François Allal, Chercheur en génétique aquacole, HDR
En 2003, je démarre des études d’ingénieur en biotechnologie à l’Université de Montpellier un peu par hasard. J’y apprends la rigueur de paillasse* (qui n’est pas mon fort il faut l’avouer) et y découvre les méthodes d’exploration moléculaires de l’ADN alors en plein essor… J'entrevois à ce moment-là l’excitation de participer à explorer et décrypter le code du vivant. Après l'obtention de mon diplôme en 2006, je poursuis avec un Master Recherche et me passionne pour la génétique de l’adaptation. Cette passion me conduira à réaliser une thèse soutenue en 2010 sur le Karité, un arbre africain, pour comprendre comment son génome a évolué face aux activités humaines (sélection anthropiques) et aux anciens climats (sélection paléoclimatiques). Entre 2010 et 2013, désireux d’enrichir mes compétences par des expériences terrain, je poursuis mes recherches au Congo et en Amazonie. C'est en 2013 que je rejoins l’Ifremer comme chercheur en génétique aquacole, au sein de l’unité mixte de recherche MARBEC. En 2022, je soutiens mon HDR (Habilitation à Diriger des Recherches) à l’Université de Montpellier, consolidant mon rôle dans la formation et l’encadrement de jeunes chercheurs, tout en approfondissant mes travaux en génétique aquacole.
Beaucoup de chercheurs que je côtoie avaient un plan de parcours universitaire bien défini… De mon côté, je me suis laissé porter par des désirs parfois irrationnels, quelques intuitions, des opportunités saisies au bon moment… et, surtout, une chance insolente.

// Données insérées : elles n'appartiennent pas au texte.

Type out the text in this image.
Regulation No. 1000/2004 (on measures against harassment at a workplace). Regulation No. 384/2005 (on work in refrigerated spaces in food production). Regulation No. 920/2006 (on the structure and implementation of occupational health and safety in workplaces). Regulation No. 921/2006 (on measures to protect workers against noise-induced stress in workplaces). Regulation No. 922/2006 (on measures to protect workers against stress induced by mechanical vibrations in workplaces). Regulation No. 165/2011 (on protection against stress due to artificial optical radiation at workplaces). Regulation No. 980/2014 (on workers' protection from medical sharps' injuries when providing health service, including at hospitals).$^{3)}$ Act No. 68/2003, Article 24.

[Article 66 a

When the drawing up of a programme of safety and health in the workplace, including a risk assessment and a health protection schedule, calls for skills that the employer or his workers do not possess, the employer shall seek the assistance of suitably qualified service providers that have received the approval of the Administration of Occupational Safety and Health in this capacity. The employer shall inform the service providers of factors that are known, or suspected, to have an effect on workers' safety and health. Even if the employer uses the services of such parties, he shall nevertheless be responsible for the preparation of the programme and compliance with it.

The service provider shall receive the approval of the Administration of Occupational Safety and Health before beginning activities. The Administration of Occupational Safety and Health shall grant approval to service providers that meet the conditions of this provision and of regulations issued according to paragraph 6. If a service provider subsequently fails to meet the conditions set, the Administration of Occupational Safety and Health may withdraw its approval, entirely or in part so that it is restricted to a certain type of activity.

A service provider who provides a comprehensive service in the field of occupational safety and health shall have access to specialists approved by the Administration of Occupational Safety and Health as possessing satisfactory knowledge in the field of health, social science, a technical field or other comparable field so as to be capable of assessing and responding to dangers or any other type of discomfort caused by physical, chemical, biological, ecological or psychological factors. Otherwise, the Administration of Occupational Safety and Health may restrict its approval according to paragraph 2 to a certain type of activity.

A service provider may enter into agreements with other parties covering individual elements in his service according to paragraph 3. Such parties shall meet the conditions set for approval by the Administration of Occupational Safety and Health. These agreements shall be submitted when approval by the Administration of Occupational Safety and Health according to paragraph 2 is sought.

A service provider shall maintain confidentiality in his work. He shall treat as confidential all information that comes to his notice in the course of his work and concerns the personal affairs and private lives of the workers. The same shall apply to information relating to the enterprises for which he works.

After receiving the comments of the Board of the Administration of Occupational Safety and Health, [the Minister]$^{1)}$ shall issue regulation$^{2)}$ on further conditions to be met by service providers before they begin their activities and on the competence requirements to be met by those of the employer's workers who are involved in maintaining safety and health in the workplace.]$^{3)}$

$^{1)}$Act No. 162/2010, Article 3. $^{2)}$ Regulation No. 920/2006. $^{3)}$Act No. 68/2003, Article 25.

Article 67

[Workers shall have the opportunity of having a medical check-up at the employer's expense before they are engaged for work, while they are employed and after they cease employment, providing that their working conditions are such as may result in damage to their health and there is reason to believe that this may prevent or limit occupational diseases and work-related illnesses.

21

Les sélectionneurs aquacoles français font face à une situation difficile, s’adapter aux effets du changement climatique dans un contexte économique hyper concurrentiel, en tenant comptes des contraintes administratives et des exigeantes sociétales croissantes. Dans ce cadre, la recherche en génétique joue un rôle clé en explorant les pistes nouvelles et les hypothèses disruptives d’adaptation des espèces piscicoles. Une fois ces résultats à maturité, leur transfert vers les entreprises est facilité par le SYSAAF (Syndicat des Sélectionneurs Avicole et Aquacole Français), qui agit comme un trait d’union entre les chercheurs et la filière.
Travailler dans la recherche publique/académique me permet de suivre ma passion pour la science tout en bénéficiant d’une liberté intellectuelle unique. Ce cadre me donne la possibilité d’explorer des questions complexes sans la pression d’une rentabilité. C’est aussi un environnement stimulant où je peux échanger avec des experts, confronter mes idées et contribuer à faire avancer la science pour répondre aux défis du monde d’aujourd’hui et de demain.
Ce qui me fascine dans la recherche, c’est ce mélange entre deux paradoxes : d’un côté, la patience et la rigueur nécessaires pour valider les hypothèses sur le long terme, et de l’autre, l’effervescence des idées nouvelles qui émergent et se testent dans l'instant. Si les grandes questions fondamentales nourrissent ma curiosité, ce qui m’enthousiasme particulièrement, c’est la dimension concrète et applicative de mes travaux. Pouvoir conjuguer liberté scientifique et rigueur évaluative par mes pairs me motive chaque jour à repousser les limites de mes connaissances.